Coup de force au Conseil général. Les élus du groupe « Union pour le Val d’Oise » viennent de demander au président de réunir en séance extraordinaire l’assemblée départementale. Ils veulent ainsi que soit examiné à cette occasion « le renouvellement du siège laissé vacant par Madame Cayzac au sein de la Commission Permanente », organe chargé des décisions du quotidien pour le Conseil général.

La bataille juridique entre la droite et la gauche se poursuit. Chaque camp se reporte à la loi pour faire valoir ses droits. Ainsi, le groupe UVO a convoqué une séance du Conseil général. Comme le précise la loi, un tiers des élus de l’assemblée départementale suffit pour convoquer une séance. « Il s’agit d’une compétence qui lie le président qui ne peut ni s’y opposer, ni porter une quelconque appréciation d’opportunité sur cette initiative.
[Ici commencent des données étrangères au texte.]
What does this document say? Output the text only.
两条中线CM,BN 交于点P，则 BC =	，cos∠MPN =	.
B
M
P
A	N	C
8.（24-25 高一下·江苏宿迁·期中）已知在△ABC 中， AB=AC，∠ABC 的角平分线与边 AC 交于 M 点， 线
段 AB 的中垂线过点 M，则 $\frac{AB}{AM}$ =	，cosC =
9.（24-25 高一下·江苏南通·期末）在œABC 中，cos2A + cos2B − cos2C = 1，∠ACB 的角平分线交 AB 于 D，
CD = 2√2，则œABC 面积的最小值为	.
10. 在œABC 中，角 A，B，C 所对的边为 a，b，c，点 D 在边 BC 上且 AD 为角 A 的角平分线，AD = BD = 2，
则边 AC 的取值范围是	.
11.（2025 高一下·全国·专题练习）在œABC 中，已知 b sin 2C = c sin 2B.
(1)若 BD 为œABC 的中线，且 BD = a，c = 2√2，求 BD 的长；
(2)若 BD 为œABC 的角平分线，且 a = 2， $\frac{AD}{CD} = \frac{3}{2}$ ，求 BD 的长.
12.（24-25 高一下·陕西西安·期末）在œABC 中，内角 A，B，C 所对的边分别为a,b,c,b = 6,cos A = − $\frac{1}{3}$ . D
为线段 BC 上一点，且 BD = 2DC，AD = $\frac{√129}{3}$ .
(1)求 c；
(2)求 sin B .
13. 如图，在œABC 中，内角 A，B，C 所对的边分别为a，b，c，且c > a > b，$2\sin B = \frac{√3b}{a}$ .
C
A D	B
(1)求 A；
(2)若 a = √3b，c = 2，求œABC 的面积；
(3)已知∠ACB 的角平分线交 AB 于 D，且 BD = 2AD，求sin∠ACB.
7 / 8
Le président du Conseil général est donc contraint de se soumettre à cette demande et de réunir cette séance très rapidement » indique l’UVO.

Les élus de droite souhaitent que soit examiné à cette occasion le renouvellement du siège laissé vacant par Madame Cayzac au sein de la Commission Permanente, « organe important car chargé des décisions du quotidien pour le Conseil général » précisent-ils.

Tous les moyens sont bons…

Après avoir visiblement admis que Didier Arnal ne démissionnera pas, le groupe UVO entend bien « obtenir les moyens institutionnels du mandat donné par les valdoisiens, face à un président qui, se protégeant derrière une loi vieille de 30 ans dont tout le monde s’accorde à dire qu’elle est obsolète, a décidé de rester dans ses fonctions. » En clair, si la droite ne peut pas avoir la présidence, elle s’attaquera aux autres postes du Conseil général afin d’obtenir « la reconnaissance de leur majorité dans tous les organes départementaux, dont la commission permanente. »

Selon l’UVO, la demande de renouvellement du siège vacant de Marie-José Cayzac a été formulée auprès du président du Conseil général lundi. « Face au mépris affiché par Didier Arnal pour leurs demandes, les élus sont contraints de recourir à la loi pour faire reconnaître leur majorité au sein de l’assemblée départementale et de la commission permanente » expliquent-ils avant de se montrer plus menaçants. « A chaque fois que leur légitimité démocratique sera bafouée par le président mis en minorité, les élus du groupe "Union pour le Val d’Oise" utiliseront tous les moyens qui sont à leur disposition pour faire respecter le choix des électeurs exprimé dans les urnes dimanche 27 septembre » préviennent-ils. De quoi imaginer des jours paisibles du côté de Cergy ces prochaines semaines.